Couples in China are rushing to tie the knot ahead of changes which will scrap extra holiday allowances for people who delay getting married, it's reported.
On 1 January, new regulations come into effect which eliminate an annual leave bonus for people who put off marrying until the age of 23 for women, and 25 for men, the South China Morning Post reports. The amount of holiday time given varies by area, from seven days in Shanghai, to a whopping 27 in the northern region of Shanxi, the report says.
"We made the decision last night to register our marriage as soon as possible to take advantage of the existing law," bridegroom Qiang Bin told the paper at a registry office in Shanghai. "A seven-day holiday is a big deal for us because we don't have many holidays throughout the year."

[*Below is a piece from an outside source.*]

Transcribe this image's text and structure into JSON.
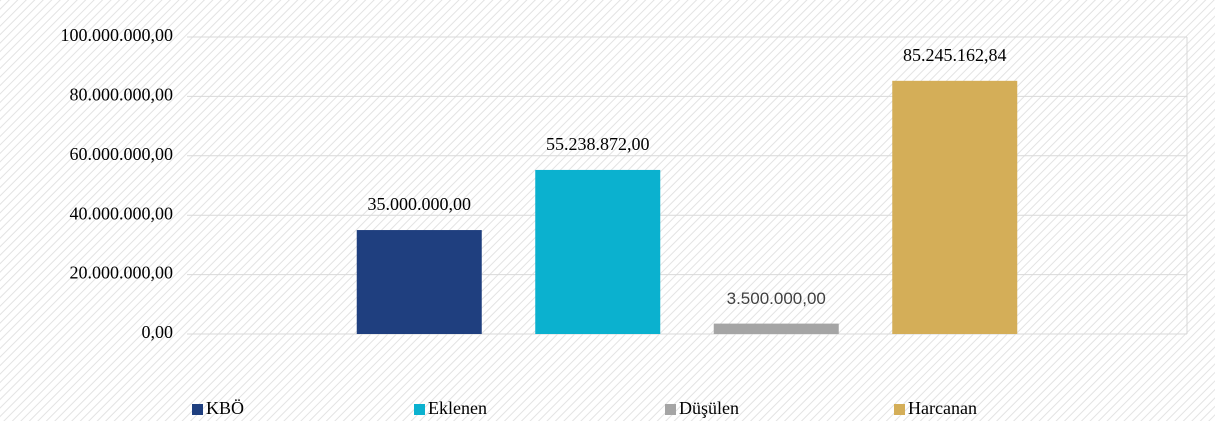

The holiday bonus was designed to support China's one-child law by encouraging couples to delay starting a family. But with that policy now being abolished, and an average marriage age of 25, the government says it is no longer necessary.
In Beijing, one registry office dealt with about 300 couples seeking to get married the day after the changes were announced, rather than the usual number of between 70 and 80, the Global Times reports. But one lawyer tells the paper that people shouldn't panic, as the changes still have to be adopted by local governments. "Regional regulations often lag behind national changes to the law," says lawyer Li Yingchun. "These procedures take time. So people who are rushing to register for marriage can relax."